The bay of Kupari is the complex of former hotels in Kupari, Croatia, that has been neglected for some twenty years now. There are seven hotels in the complex – Hotel Grand, Goričina I, Goričina II, Kupari, Pelegrin, Mladost and Galeb – and all of them are empty shells, decaying with the passing of time.
The first hotel I explored was Hotel Peligrin, built in 1963, which could accomodate 491 guests. At its height, the resort’s hotels could accommodate a total of of 2,000 guests!
Hotel Grand was built here already in 1919, by the entrepreneurs from Czechoslovakia who had a factory nearby. They’ve realized how big touristic potential this area had and therefore decided to build the hotel here.
Next hotels in the luxury complex appeared in the Kupari Bay in the 60’s, dedicated to the officers of the Yugoslav People’s Army and their families as well as the national officials of Yugoslavia.
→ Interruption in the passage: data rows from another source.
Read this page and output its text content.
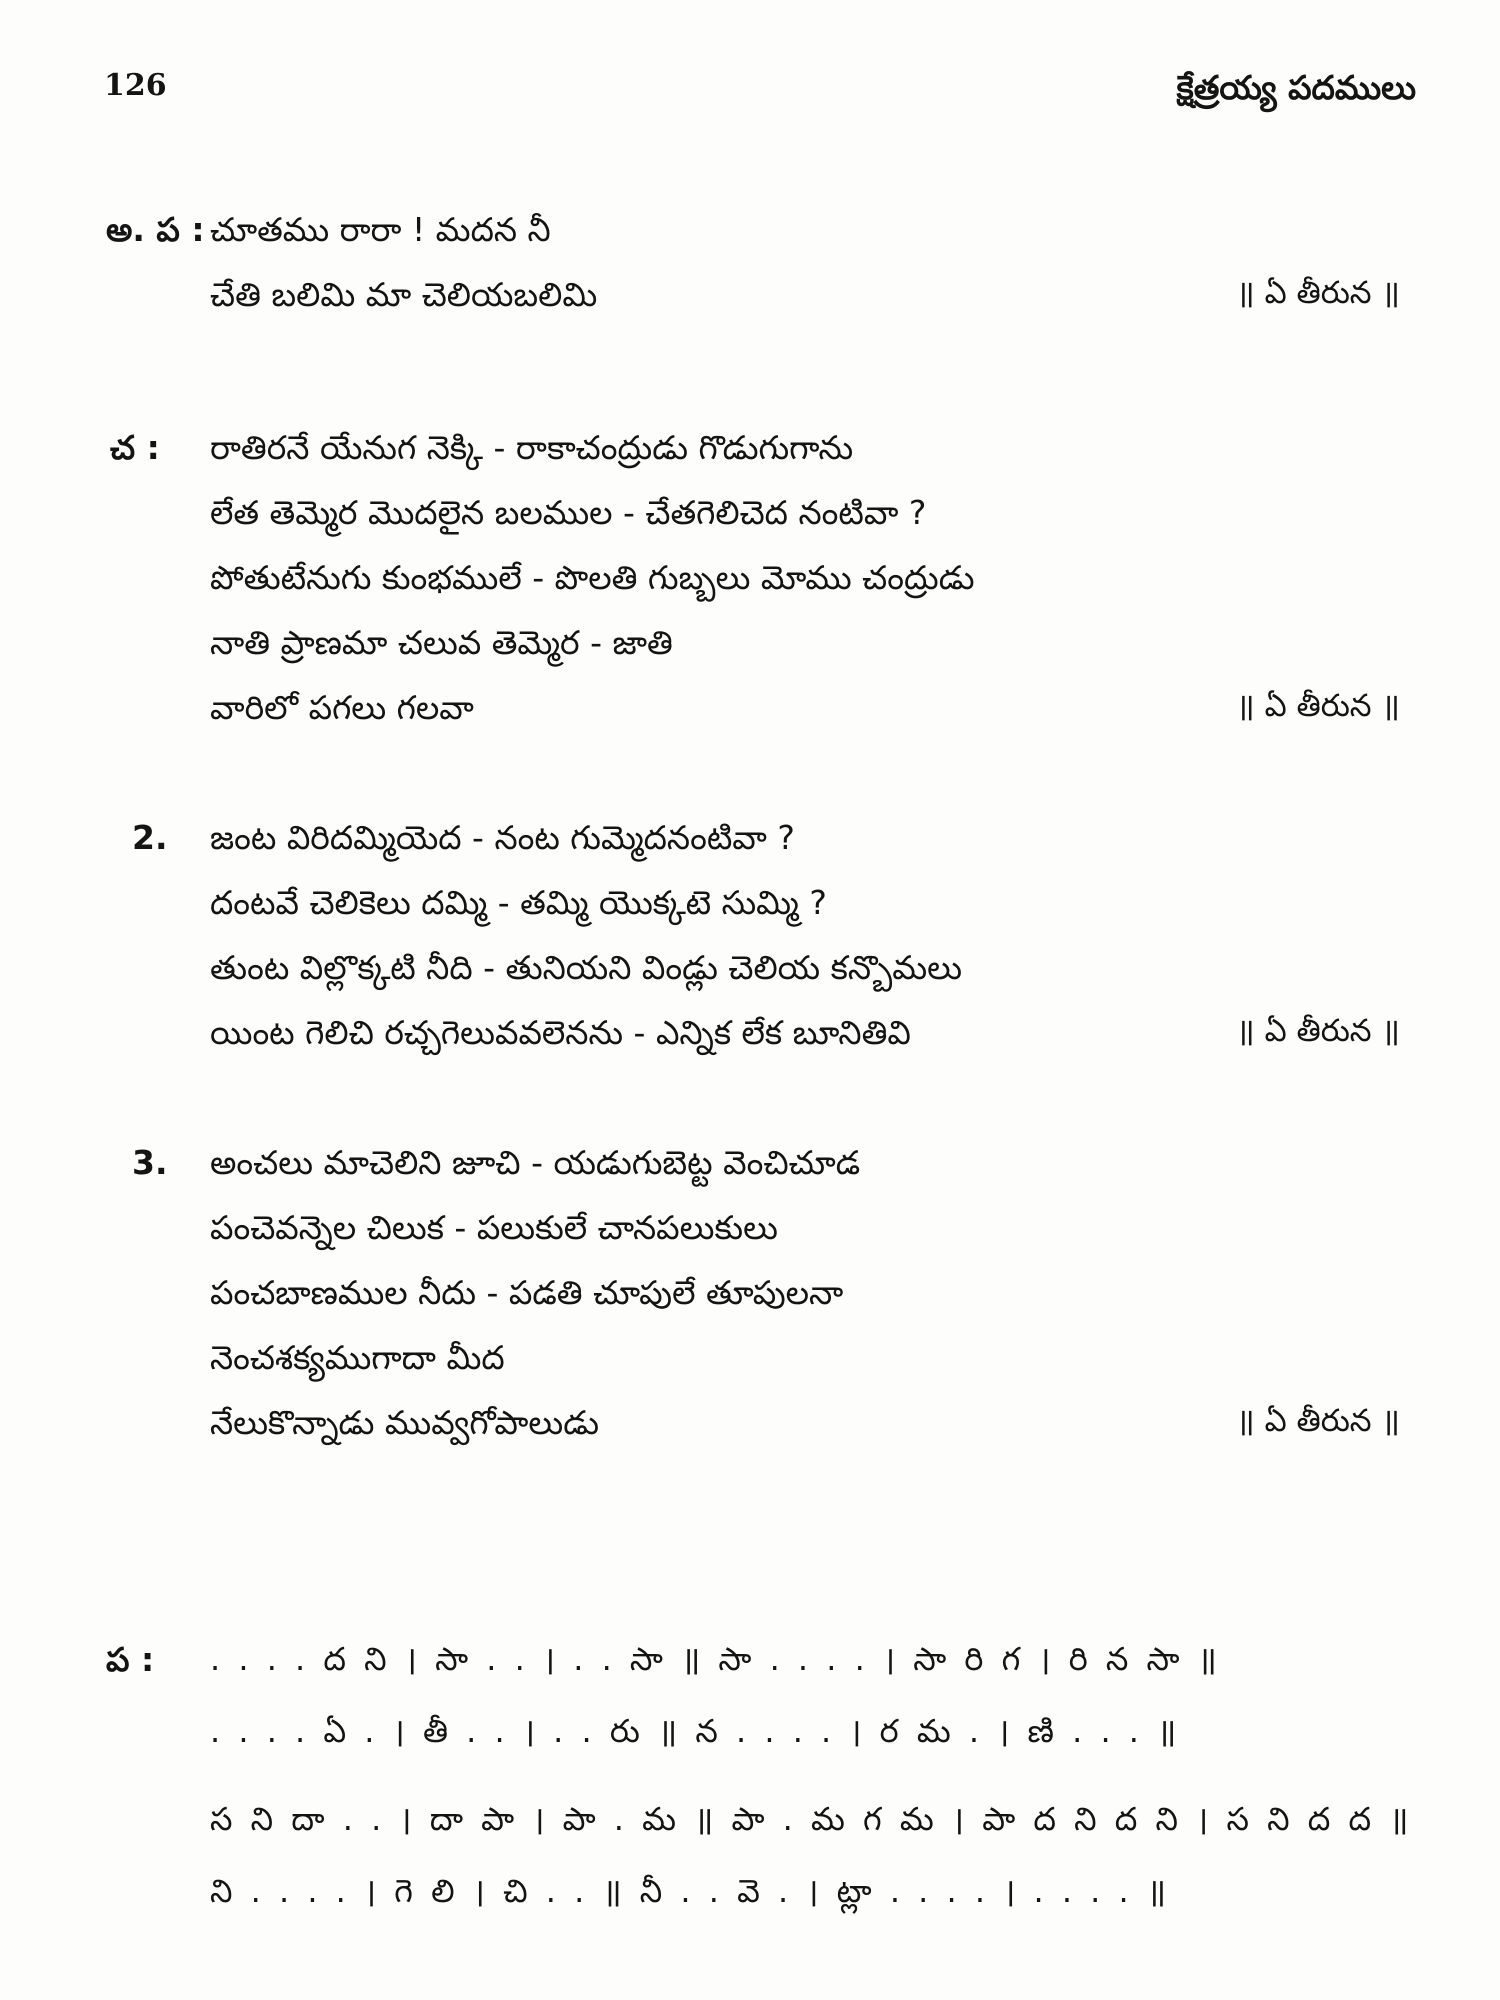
126	క్షేత్రయ్య పదములు
అ. ప : చూతము రారా ! మదన నీ
చేతి బలిమి మా చెలియబలిమి	॥ ఏ తీరున ॥
చ : రాతిరనే యేనుగ నెక్కి - రాకాచంద్రుడు గొడుగుగాను
లేత తెమ్మెర మొదలైన బలముల - చేతగెలిచెద నంటివా ?
పోతుటేనుగు కుంభములే - పొలతి గుబ్బలు మోము చంద్రుడు
నాతి ప్రాణమా చలువ తెమ్మెర - జాతి
వారిలో పగలు గలవా	॥ ఏ తీరున ॥
2. జంట విరిదమ్మియెద - నంట గుమ్మెదనంటివా ?
దంటవే చెలికెలు దమ్మి - తమ్మి యొక్కటె సుమ్మి ?
తుంట విల్లొక్కటి నీది - తునియని విండ్లు చెలియ కన్బొమలు
యింట గెలిచి రచ్చగెలువవలెనను - ఎన్నిక లేక బూనితివి	॥ ఏ తీరున ॥
3. అంచలు మాచెలిని జూచి - యడుగుబెట్ట వెంచిచూడ
పంచెవన్నెల చిలుక - పలుకులే చానపలుకులు
పంచబాణముల నీదు - పడతి చూపులే తూపులనా
నెంచశక్యముగాదా మీద
నేలుకొన్నాడు మువ్వగోపాలుడు	॥ ఏ తీరున ॥
ప : . . . . ద ని । సా . . । . . సా ॥ సా . . . . । సా రి గ । రి న సా ॥
. . . . ఏ . । తీ . . । . . రు ॥ న . . . . । ర మ . । ణి . . . ॥
స ని దా . . । దా పా । పా . మ ॥ పా . మ గ మ । పా ద ని ద ని । స ని ద ద ॥
ని . . . . । గె లి । చి . . ॥ నీ . . వె . । ట్లా . . . . । . . . . ॥
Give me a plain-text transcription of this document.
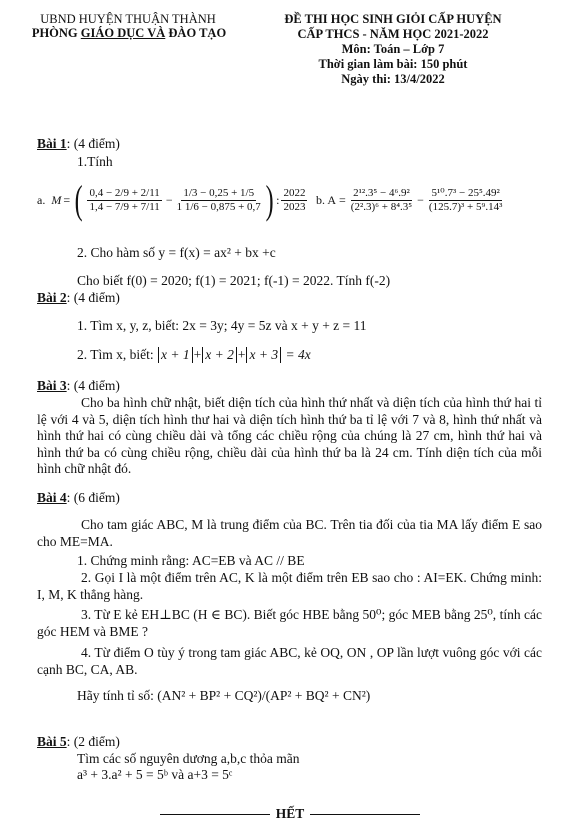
UBND HUYỆN THUẬN THÀNH
PHÒNG GIÁO DỤC VÀ ĐÀO TẠO
ĐỀ THI HỌC SINH GIỎI CẤP HUYỆN
CẤP THCS - NĂM HỌC 2021-2022
Môn: Toán – Lớp 7
Thời gian làm bài: 150 phút
Ngày thi: 13/4/2022
Bài 1: (4 điểm)
1.Tính
a. M = ( $\frac{0,4 - 2/9 + 2/11}{1,4 - 7/9 + 7/11} - \frac{1/3 - 0,25 + 1/5}{1 1/6 - 0,875 + 0,7}$ ) : $\frac{2022}{2023} b$. $A = \frac{\text{2¹².3⁵ − 4⁶.9²}}{\text{(2².3)⁶ + 8⁴.3⁵}} - \frac{\text{5¹⁰.7³ − 25⁵.49²}}{\text{(125.7)³ + 5⁹.14³}}$
2. Cho hàm số y = f(x) = ax² + bx +c
Cho biết f(0) = 2020; f(1) = 2021; f(-1) = 2022. Tính f(-2)
Bài 2: (4 điểm)
1. Tìm x, y, z, biết: 2x = 3y; 4y = 5z và x + y + z = 11
2. Tìm x, biết: x + 1 + x + 2 + x + 3 = 4x
Bài 3: (4 điểm)
Cho ba hình chữ nhật, biết diện tích của hình thứ nhất và diện tích của hình thứ hai tỉ lệ với 4 và 5, diện tích hình thư hai và diện tích hình thứ ba tỉ lệ với 7 và 8, hình thứ nhất và hình thứ hai có cùng chiều dài và tổng các chiều rộng của chúng là 27 cm, hình thứ hai và hình thứ ba có cùng chiều rộng, chiều dài của hình thứ ba là 24 cm. Tính diện tích của mỗi hình chữ nhật đó.
Bài 4: (6 điểm)
Cho tam giác ABC, M là trung điểm của BC. Trên tia đối của tia MA lấy điểm E sao cho ME=MA.
1. Chứng minh rằng: AC=EB và AC // BE
2. Gọi I là một điểm trên AC, K là một điểm trên EB sao cho : AI=EK. Chứng minh: I, M, K thẳng hàng.
3. Từ E kẻ EH⊥BC (H ∈ BC). Biết góc HBE bằng 50⁰; góc MEB bằng 25⁰, tính các góc HEM và BME ?
4. Từ điểm O tùy ý trong tam giác ABC, kẻ OQ, ON , OP lần lượt vuông góc với các cạnh BC, CA, AB.
Hãy tính tỉ số: (AN² + BP² + CQ²)/(AP² + BQ² + CN²)
Bài 5: (2 điểm)
Tìm các số nguyên dương a,b,c thỏa mãn
a³ + 3.a² + 5 = 5ᵇ và a+3 = 5ᶜ
HẾT
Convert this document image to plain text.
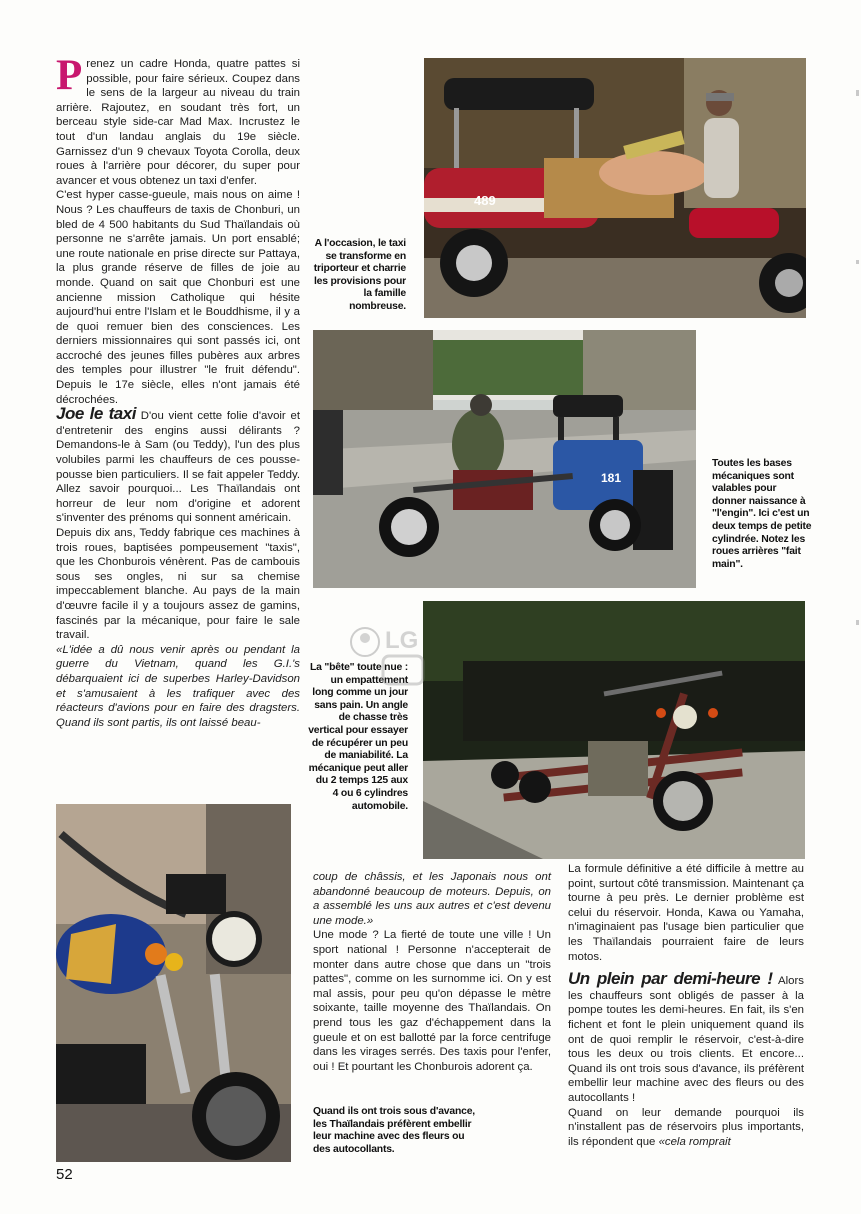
Prenez un cadre Honda, quatre pattes si possible, pour faire sérieux. Coupez dans le sens de la largeur au niveau du train arrière. Rajoutez, en soudant très fort, un berceau style side-car Mad Max. Incrustez le tout d'un landau anglais du 19e siècle. Garnissez d'un 9 chevaux Toyota Corolla, deux roues à l'arrière pour décorer, du super pour avancer et vous obtenez un taxi d'enfer.

C'est hyper casse-gueule, mais nous on aime ! Nous ? Les chauffeurs de taxis de Chonburi, un bled de 4 500 habitants du Sud Thaïlandais où personne ne s'arrête jamais. Un port ensablé; une route nationale en prise directe sur Pattaya, la plus grande réserve de filles de joie au monde. Quand on sait que Chonburi est une ancienne mission Catholique qui hésite aujourd'hui entre l'Islam et le Bouddhisme, il y a de quoi remuer bien des consciences. Les derniers missionnaires qui sont passés ici, ont accroché des jeunes filles pubères aux arbres des temples pour illustrer "le fruit défendu". Depuis le 17e siècle, elles n'ont jamais été décrochées.

Joe le taxi D'ou vient cette folie d'avoir et d'entretenir des engins aussi délirants ? Demandons-le à Sam (ou Teddy), l'un des plus volubiles parmi les chauffeurs de ces pousse-pousse bien particuliers. Il se fait appeler Teddy. Allez savoir pourquoi... Les Thaïlandais ont horreur de leur nom d'origine et adorent s'inventer des prénoms qui sonnent américain.

Depuis dix ans, Teddy fabrique ces machines à trois roues, baptisées pompeusement "taxis", que les Chonburois vénèrent. Pas de cambouis sous ses ongles, ni sur sa chemise impeccablement blanche. Au pays de la main d'œuvre facile il y a toujours assez de gamins, fascinés par la mécanique, pour faire le sale travail.

«L'idée a dû nous venir après ou pendant la guerre du Vietnam, quand les G.I.'s débarquaient ici de superbes Harley-Davidson et s'amusaient à les trafiquer avec des réacteurs d'avions pour en faire des dragsters. Quand ils sont partis, ils ont laissé beau-

coup de châssis, et les Japonais nous ont abandonné beaucoup de moteurs. Depuis, on a assemblé les uns aux autres et c'est devenu une mode.»

Une mode ? La fierté de toute une ville ! Un sport national ! Personne n'accepterait de monter dans autre chose que dans un "trois pattes", comme on les surnomme ici. On y est mal assis, pour peu qu'on dépasse le mètre soixante, taille moyenne des Thaïlandais. On prend tous les gaz d'échappement dans la gueule et on est ballotté par la force centrifuge dans les virages serrés. Des taxis pour l'enfer, oui ! Et pourtant les Chonburois adorent ça.

La formule définitive a été difficile à mettre au point, surtout côté transmission. Maintenant ça tourne à peu près. Le dernier problème est celui du réservoir. Honda, Kawa ou Yamaha, n'imaginaient pas l'usage bien particulier que les Thaïlandais pourraient faire de leurs motos.

Un plein par demi-heure ! Alors les chauffeurs sont obligés de passer à la pompe toutes les demi-heures. En fait, ils s'en fichent et font le plein uniquement quand ils ont de quoi remplir le réservoir, c'est-à-dire tous les deux ou trois clients. Et encore... Quand ils ont trois sous d'avance, ils préfèrent embellir leur machine avec des fleurs ou des autocollants !

Quand on leur demande pourquoi ils n'installent pas de réservoirs plus importants, ils répondent que «cela romprait

A l'occasion, le taxi se transforme en triporteur et charrie les provisions pour la famille nombreuse.
Toutes les bases mécaniques sont valables pour donner naissance à "l'engin". Ici c'est un deux temps de petite cylindrée. Notez les roues arrières "fait main".
La "bête" toute nue : un empattement long comme un jour sans pain. Un angle de chasse très vertical pour essayer de récupérer un peu de maniabilité. La mécanique peut aller du 2 temps 125 aux 4 ou 6 cylindres automobile.
Quand ils ont trois sous d'avance, les Thaïlandais préfèrent embellir leur machine avec des fleurs ou des autocollants.
489
181
LG
52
Even the country’s leader, Josip Broz Tito, had his private villa here.
During the Balkan War in the 1990s, the complex of Kupari hotels was badly destroyed. First, it was attacked from the sea and afterward taken over by the Serbian Army. Even though the hotels were already in a poor state after the war, the Croatian army still used it.
Eventually, at the beginning of the 2000’s, the complex was abandoned for good, plundered and left to crumble and rot.